Hoje, festa da páscoa do Senhor, quero desejar a todos os leitores dessa coluna uma Feliz Páscoa. Mas o que é uma feliz Páscoa? Em um mundo que fez do consumo a razão de viver, a Páscoa, como o Natal, também se tornou uma festa cujo valor passou a ser medido pelas compras e vendas. O ser humano é feliz quando tem uma razão para viver. Mas não basta uma razão qualquer. Uma razão qualquer funciona precariamente. Fazem parte de nossa vida as alegrias do dia a dia, tais como a vitória de nosso time preferido, o sucesso em algum empreendimento, o nascimento de um filho, uma festa de casamento, etc... Como é bom desfrutar da vida, tirando de cada acontecimento a cota de felicidade que ele nos oferece!
Há pessoas que pensam ser felizes acumulando riquezas, granjeando simpatias, conquistando poder e prestígio. Agostinho de Hipona buscou na retórica e no amor humano a felicidade. Seu coração, entretanto, continuou inequieto, até que encontrou a verdade de Deus. Se sofrimentos e decepções não fizessem parte de nossa existência, ainda assim, inquieto e insatisfeito cotinuaria nosso coração, porque as alegrias dessa vida, mesmo as mais intensas, são todas elas insuficientes diante da profundidade de nosso desejo. Queremos vida e vida em plenitude.

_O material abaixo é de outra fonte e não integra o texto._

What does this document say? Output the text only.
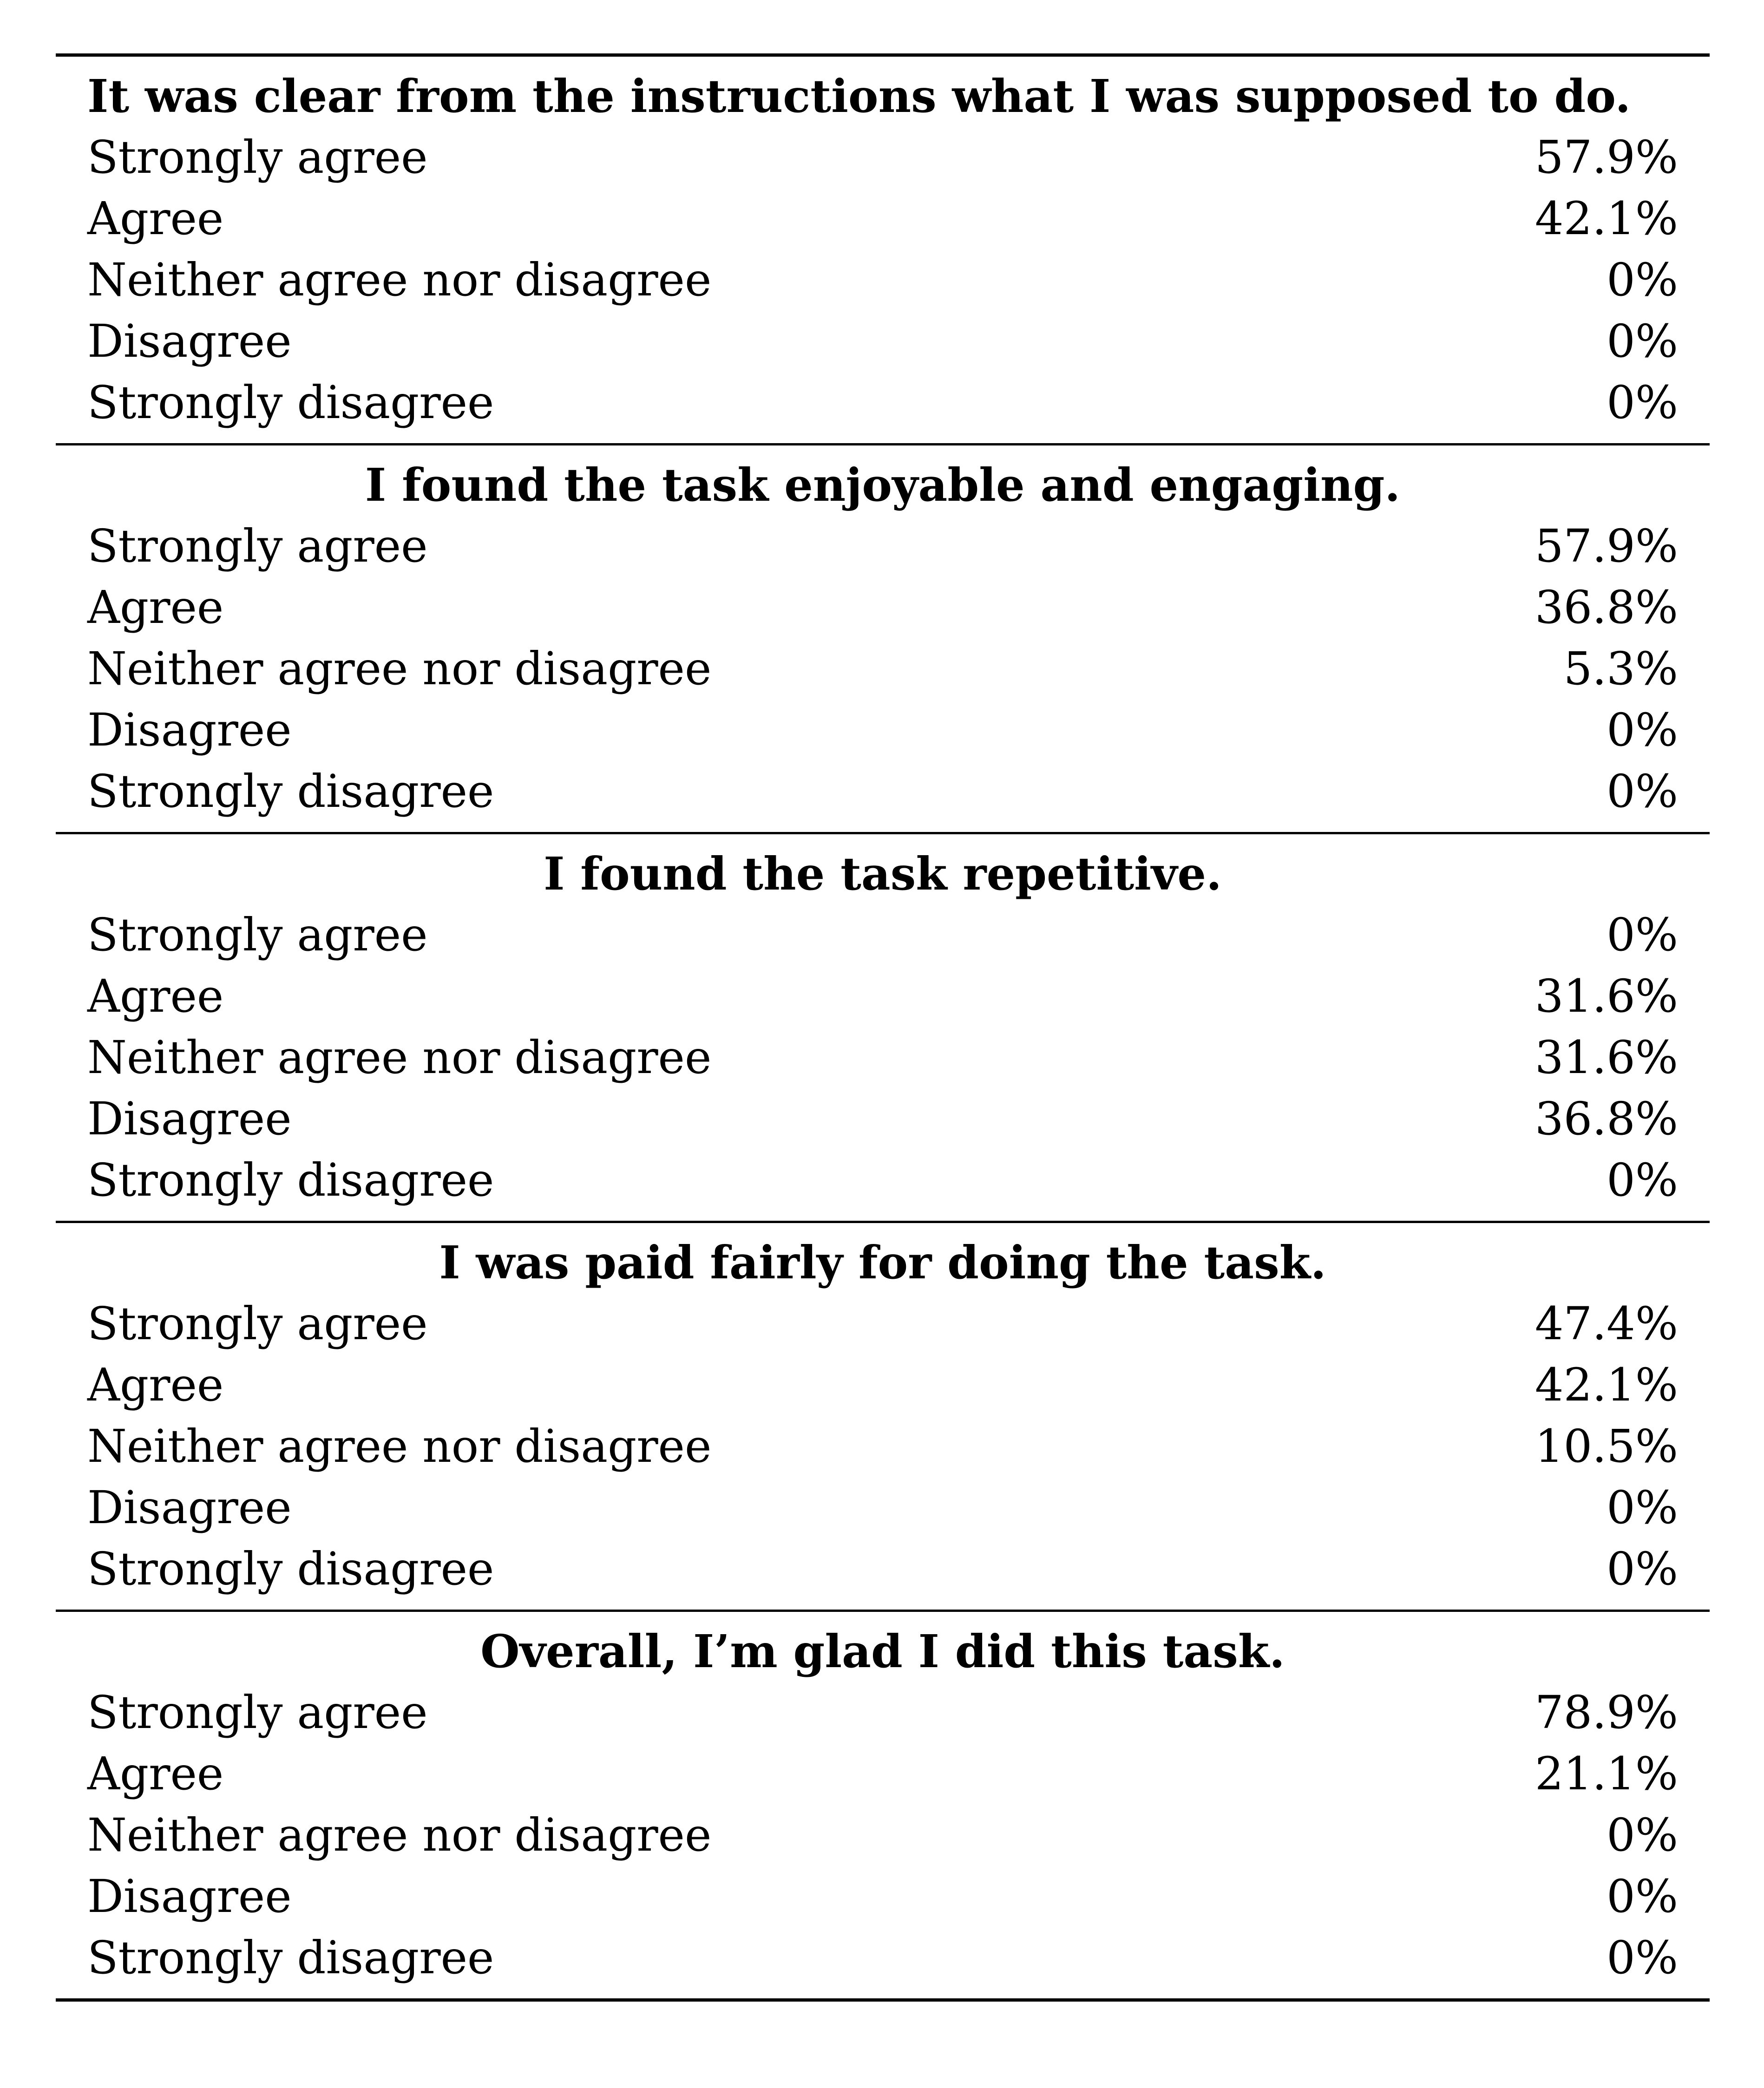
It was clear from the instructions what I was supposed to do.
Strongly agree	57.9%
Agree	42.1%
Neither agree nor disagree	0%
Disagree	0%
Strongly disagree	0%
I found the task enjoyable and engaging.
Strongly agree	57.9%
Agree	36.8%
Neither agree nor disagree	5.3%
Disagree	0%
Strongly disagree	0%
I found the task repetitive.
Strongly agree	0%
Agree	31.6%
Neither agree nor disagree	31.6%
Disagree	36.8%
Strongly disagree	0%
I was paid fairly for doing the task.
Strongly agree	47.4%
Agree	42.1%
Neither agree nor disagree	10.5%
Disagree	0%
Strongly disagree	0%
Overall, I’m glad I did this task.
Strongly agree	78.9%
Agree	21.1%
Neither agree nor disagree	0%
Disagree	0%
Strongly disagree	0%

Mas existem os sofrimentos, inevitáveis e, muitas vezes, pungentes: a doença, os acidentes, as traições de amigos, as decepções das promessas de amor não cumpridas, a perda de uma pessoa querida e muitos outros.
Mais ainda: no cerne de nosso existir reside à certeza da morte. Teremos nós surgido do nada e ao nada estaríamos destinados? Será nossa existência como um raio cujo brilho é engolido pela escuridão da noite? Se nossa existência caminha inevitavelmente para morte, o que significa viver? Como dar sentido à vida? Há machos na espécie animal que morrem ao fecundar as fêmeas. O sentido de suas vidas é garantir a continuidade da espécie. O sentido da vida do indivíduo humano seria apenas este: garantir o futuro da espécie? Conseguiríamos ser felizes empenhando-nos em construir um futuro feliz para os que virão depois de nós? E qual será o destino final da espécie? Haverá um fim da história e, portanto, o desaparecimento da espécie humana? Se não, que sentido terá a sucessão sem fim das gerações humanas, todas movidas pela esperança de uma felicidade, que se esvai com a morte. Freud, ao se confrontar com essa questão, aponta como única solução possível a resignação: o ser humano adulto assume sua finitude com coragem, sem apelar para a religião, forma suprema de negação da realidade. Haverá verdade plena e justiça no amanhã intra-histórico? Ou será vã a luta dos que sonham com um mundo diferente?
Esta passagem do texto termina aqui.